Cinta adalah amanah yang diberikan Allah SWT terhadap pasangan. Namun bagaimana jadinya jika amanah itu dinodai oleh pengkhianatan?
Yuk lah kita baca selengkapnya kisah ini!
Happy reading!💕
Karya ini diterbitkan atas izin NovelToon FR Nursy, isi konten hanyalah pandangan pribadi pembuatnya, tidak mewakili NovelToon sendiri
BAB 24 Akhirnya Naya Tahu
Dikara memenuhi janjinya untuk mengantar Naya ke Garut. Ia sudah mendapat izin dari Papa Fahmi untuk menyelesaikan urusan pribadinya, sehingga ia harus meninggalkan rumah sakit untuk beberapa hari ke depan.
Selepas subuh Dikara dan Naya berangkat menuju Garut. Naya duduk di samping Dikara sesuai dengan keinginannya. Meskipun Naya sebenarnya merasa tidak nyaman berada di samping Dikara. Apalagi sewaktu-waktu ia harus memberi ASI pada bayi Sha. Disisi lain ia pun tidak bisa menolak keinginan Dikara yang sudah banyak membantunya.
Dalam perjalanan, mereka mengobrol tentang masa lalunya bersama Ammar, sampai masalah pribadi pun ditanyakan Dikara. Dikara hanya ingin lebih dekat dengan Naya. Setidaknya ia tidak akan salah dalam memilih walaupun ini merupakan perjodohan dari sahabatnya melalui amanah yang diucapkannya sebelum meninggal dunia.
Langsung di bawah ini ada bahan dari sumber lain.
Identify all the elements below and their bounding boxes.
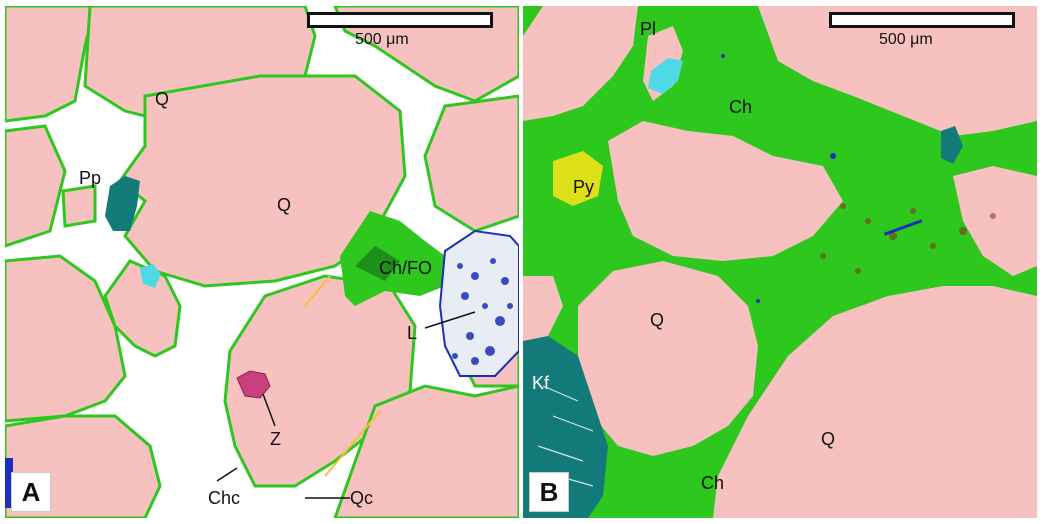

"Maaf dok, boleh aku tanya sesuatu? Perasaan sejak tadi, aku terus yang cerita. Tentang keluarga sampai masalah pribadiku,"
"Boleh tentu saja boleh. Apa yang ingin kau tanyakan Naya. Maaf aku panggil nama saja ya, biar kita terkesan akrab. Kau boleh panggil aku Dikara atau Mas Dikara,"
"Oh ya! Tapi ...,"
"Kenapa? Kamu keberatan? Kamu masih muda, engga apa-apa kan kalau aku panggil Naya saja atau Mom Sha,"
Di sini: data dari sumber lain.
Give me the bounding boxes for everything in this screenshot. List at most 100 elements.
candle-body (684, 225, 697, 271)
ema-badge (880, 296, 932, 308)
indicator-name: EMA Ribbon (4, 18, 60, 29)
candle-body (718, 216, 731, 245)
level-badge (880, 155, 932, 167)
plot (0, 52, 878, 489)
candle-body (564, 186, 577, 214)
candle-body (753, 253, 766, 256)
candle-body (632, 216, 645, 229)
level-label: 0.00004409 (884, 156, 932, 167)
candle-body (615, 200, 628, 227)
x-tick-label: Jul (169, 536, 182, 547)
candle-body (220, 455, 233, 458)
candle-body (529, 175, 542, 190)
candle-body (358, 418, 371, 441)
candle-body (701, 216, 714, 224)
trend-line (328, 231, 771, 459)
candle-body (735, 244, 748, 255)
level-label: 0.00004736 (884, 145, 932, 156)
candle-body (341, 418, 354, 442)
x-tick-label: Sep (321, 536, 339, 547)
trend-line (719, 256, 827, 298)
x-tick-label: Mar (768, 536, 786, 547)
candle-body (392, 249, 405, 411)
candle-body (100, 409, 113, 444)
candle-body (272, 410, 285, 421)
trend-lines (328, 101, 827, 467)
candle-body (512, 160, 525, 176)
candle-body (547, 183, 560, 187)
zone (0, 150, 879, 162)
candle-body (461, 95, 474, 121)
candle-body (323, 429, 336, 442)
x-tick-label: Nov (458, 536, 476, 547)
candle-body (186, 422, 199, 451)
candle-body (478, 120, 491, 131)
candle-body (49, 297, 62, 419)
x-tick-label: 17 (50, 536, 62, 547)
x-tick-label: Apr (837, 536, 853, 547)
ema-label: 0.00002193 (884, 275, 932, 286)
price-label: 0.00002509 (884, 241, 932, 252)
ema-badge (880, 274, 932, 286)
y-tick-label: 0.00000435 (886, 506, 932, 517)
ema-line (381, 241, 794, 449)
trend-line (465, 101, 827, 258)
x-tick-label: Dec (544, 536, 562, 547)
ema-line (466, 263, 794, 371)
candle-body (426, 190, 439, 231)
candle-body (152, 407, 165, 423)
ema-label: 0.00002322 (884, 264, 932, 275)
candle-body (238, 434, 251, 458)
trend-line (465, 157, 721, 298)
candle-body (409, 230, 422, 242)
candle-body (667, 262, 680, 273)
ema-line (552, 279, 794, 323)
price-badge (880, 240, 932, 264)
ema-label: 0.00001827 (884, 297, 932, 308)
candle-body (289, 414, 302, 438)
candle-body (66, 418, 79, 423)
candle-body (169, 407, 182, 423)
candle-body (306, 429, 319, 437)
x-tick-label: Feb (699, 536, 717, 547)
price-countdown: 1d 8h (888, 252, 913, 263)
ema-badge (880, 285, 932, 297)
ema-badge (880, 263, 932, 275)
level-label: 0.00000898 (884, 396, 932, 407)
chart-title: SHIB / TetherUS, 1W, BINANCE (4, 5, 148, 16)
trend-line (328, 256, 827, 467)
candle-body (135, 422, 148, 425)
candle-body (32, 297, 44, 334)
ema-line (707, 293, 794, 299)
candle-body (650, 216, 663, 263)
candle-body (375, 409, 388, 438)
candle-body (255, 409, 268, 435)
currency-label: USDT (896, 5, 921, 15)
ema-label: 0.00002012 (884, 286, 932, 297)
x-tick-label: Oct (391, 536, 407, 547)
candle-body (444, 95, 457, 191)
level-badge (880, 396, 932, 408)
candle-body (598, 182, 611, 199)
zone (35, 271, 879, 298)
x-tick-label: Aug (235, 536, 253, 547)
"Panggil Naya saja dok, eh...Dikara, maaf maksudku Mas Dikara," Naya terlihat gugup.
Dikara tersenyum manakala melihat kegugupan Naya.
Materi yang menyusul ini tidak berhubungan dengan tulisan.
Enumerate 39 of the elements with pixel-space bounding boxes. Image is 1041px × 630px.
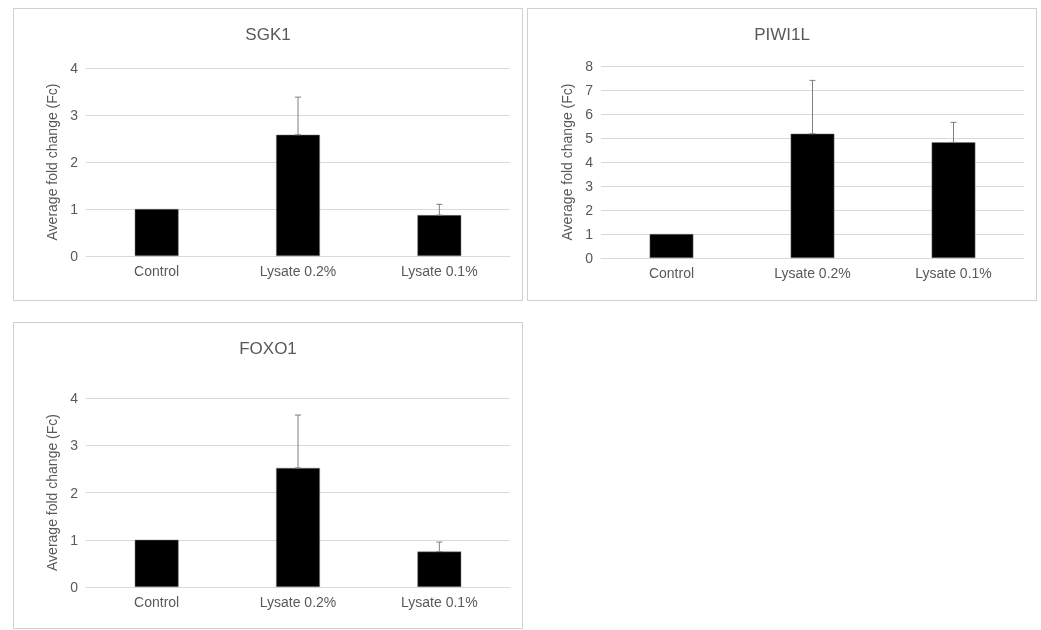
- y-tick-label: 3: [70, 107, 79, 123]
- bar: [649, 234, 694, 258]
- x-tick-label: Lysate 0.2%: [259, 594, 337, 610]
- y-tick-label: 1: [585, 226, 594, 242]
- x-tick-label: Control: [134, 263, 180, 279]
- y-tick-label: 4: [70, 60, 79, 76]
- chart-title: FOXO1: [239, 339, 297, 358]
- y-axis-title: Average fold change (Fc): [559, 83, 576, 241]
- chart-title: SGK1: [245, 25, 291, 44]
- y-tick-label: 2: [70, 154, 79, 170]
- bar: [134, 539, 179, 587]
- y-tick-label: 8: [585, 58, 594, 74]
- bar: [417, 215, 462, 256]
- y-tick-label: 6: [585, 106, 594, 122]
- y-tick-label: 7: [585, 82, 594, 98]
- y-tick-label: 4: [585, 154, 594, 170]
- y-tick-label: 1: [70, 531, 79, 548]
- x-tick-label: Lysate 0.1%: [915, 265, 992, 281]
- y-axis-title: Average fold change (Fc): [44, 414, 61, 571]
- y-tick-label: 5: [585, 130, 594, 146]
- y-tick-label: 3: [585, 178, 594, 194]
- x-tick-label: Lysate 0.1%: [401, 594, 478, 610]
- y-tick-label: 0: [70, 248, 79, 264]
- bar: [134, 209, 179, 256]
- x-tick-label: Lysate 0.2%: [259, 263, 337, 279]
- y-tick-label: 0: [585, 250, 594, 266]
- y-tick-label: 3: [70, 437, 79, 454]
- x-tick-label: Control: [134, 594, 180, 610]
- y-tick-label: 2: [70, 484, 79, 501]
- x-tick-label: Control: [648, 265, 695, 281]
- y-tick-label: 0: [70, 579, 79, 595]
- y-tick-label: 1: [70, 201, 79, 217]
- y-axis-title: Average fold change (Fc): [44, 83, 61, 241]
- x-tick-label: Lysate 0.1%: [401, 263, 478, 279]
- bar: [276, 467, 320, 587]
- chart-title: PIWI1L: [754, 25, 810, 44]
- y-tick-label: 2: [585, 202, 594, 218]
- x-tick-label: Lysate 0.2%: [774, 265, 851, 281]
- y-tick-label: 4: [70, 390, 79, 406]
"Maaf Mas. Apakah Mas sudah berkeluarga?"
Dikara bergeming. Ia tidak menyangka Naya akan menayakan hal tersebut.
"Maaf Mas, tidak perlu dijawab kalau Mas keberatan,"
Dikara tersenyum lagi, saat Naya terlihat kikuk karena Dikara merasa tidak menghiraukan pertanyaannya.
"Aku masih sendiri tapi tidak lama lagi aku akan segera melepas masa lajang,"
"Oh ya? Selamat ya Mas. Sungguh beruntung wanita yang akan menikah denganmu,"
"Oh tentu saja. Aku merasa bahagia bisa menjalani amanah terbesar dari Allah untuk menautkan dua cinta, yang belum bisa kami miliki," Dikara tersenyum bangga.
"Maksud Mas?"
"Aku sebenarnya sudah bertunangan dengan seseorang yang berprofesi yang sama denganku. Tapi harus kandas,"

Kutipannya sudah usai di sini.